ZitatAlles anzeigenOriginal geschrieben von autares
Quelle: Wikipedia
Ist jetzt alles gesagt?
EDIT:
Und um das noch ein letztes Mal klarzustellen: Lichtblick kauft Strom aufgrund der ermittelten Durchschnittslastzeiten. Ist der Verbrauch höher, wie z.B. durch diesen Jahrhundertsommer, muss dieser zusätzliche Strom irgendwo eingekauft werden (Spot). In regenerativen Energien gibt es keinen Handel. Um nun den Strombedarf decken zu können (und müssen, denn das steht in dem Zertifikat), muss dieser Strom hinzugekauft werden.
Alle anderen Argumente, warum man den Stromanbieter wechseln sollte u.a. sind mir und jedem anderen hier klar. Mir ging es nur darum, dass dieses "100% Ökostrom" eine Mogelpackung ist.
mir ist nicht ganz klar was Du willst.

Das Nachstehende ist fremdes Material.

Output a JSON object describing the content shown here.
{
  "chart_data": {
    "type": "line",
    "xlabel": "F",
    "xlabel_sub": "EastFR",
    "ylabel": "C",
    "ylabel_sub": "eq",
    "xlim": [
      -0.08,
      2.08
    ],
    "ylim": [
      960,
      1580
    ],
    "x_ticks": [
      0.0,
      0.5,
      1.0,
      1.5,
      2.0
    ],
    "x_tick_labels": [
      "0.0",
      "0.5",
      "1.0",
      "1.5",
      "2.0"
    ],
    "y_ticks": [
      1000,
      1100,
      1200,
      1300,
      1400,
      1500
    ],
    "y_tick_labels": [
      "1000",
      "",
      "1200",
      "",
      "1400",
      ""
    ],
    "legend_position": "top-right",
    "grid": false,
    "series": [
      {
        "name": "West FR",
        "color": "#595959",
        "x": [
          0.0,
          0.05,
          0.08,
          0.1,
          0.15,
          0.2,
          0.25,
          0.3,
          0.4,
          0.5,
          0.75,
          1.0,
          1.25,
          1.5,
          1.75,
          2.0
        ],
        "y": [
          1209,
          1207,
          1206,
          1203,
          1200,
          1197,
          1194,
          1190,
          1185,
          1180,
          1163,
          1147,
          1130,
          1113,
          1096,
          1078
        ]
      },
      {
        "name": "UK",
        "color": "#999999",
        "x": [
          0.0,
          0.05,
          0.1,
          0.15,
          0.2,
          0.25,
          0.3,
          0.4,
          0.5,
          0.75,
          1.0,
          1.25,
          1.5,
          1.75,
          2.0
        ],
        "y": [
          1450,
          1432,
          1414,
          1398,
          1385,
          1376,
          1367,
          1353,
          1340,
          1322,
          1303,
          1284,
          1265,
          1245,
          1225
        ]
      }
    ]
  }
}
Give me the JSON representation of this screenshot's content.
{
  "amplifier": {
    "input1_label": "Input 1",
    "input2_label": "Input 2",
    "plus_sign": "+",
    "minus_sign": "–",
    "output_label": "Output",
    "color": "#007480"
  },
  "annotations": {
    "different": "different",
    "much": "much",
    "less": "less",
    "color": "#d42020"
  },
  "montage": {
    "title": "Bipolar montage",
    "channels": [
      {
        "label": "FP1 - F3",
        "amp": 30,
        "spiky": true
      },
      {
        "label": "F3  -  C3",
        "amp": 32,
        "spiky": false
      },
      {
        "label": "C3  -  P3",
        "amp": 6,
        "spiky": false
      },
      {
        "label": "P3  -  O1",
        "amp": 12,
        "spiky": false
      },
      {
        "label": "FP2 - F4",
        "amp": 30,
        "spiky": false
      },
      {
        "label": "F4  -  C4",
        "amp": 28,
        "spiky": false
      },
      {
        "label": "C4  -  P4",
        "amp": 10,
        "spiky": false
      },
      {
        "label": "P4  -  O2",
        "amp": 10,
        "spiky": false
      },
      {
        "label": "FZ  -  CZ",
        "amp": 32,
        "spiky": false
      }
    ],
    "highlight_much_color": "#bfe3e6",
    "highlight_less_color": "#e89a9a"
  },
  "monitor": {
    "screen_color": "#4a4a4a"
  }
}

Wenn diese Spitzen kommen, kann es ja sein das kein Ökostrom geliefert wird. Dann wird der Anbieter halt nachträglich in dem Maße Ökostrom einkaufen um wieder auf 100% Öko zu kommen.
Wenn ich 4.500kwh benötige und davon aus irgendeinem Grund 100kwh kurzfristig nicht aus Öko eingespeist werden können, so erwarte ich, das am Jahresende der Anbieter trotzdem 4.500kwh Ökostrom bezogen hat. Ob er das nur tagsüber, oder nur 8 von 12 Monaten macht ist mir egal, am Ende muss die Summe 4.500kwh betragen.
Was ist daran unklar?
Grüße
PS: Da hilft jetzt auch kein Wiki o.ä. es geht darum das über einen Abrechnungszeitraum der eigene Strombedarf aus Ökostrom zugeführt wurde. Und dies wird über das Jahr gesehen, sicherlich immer möglich sein.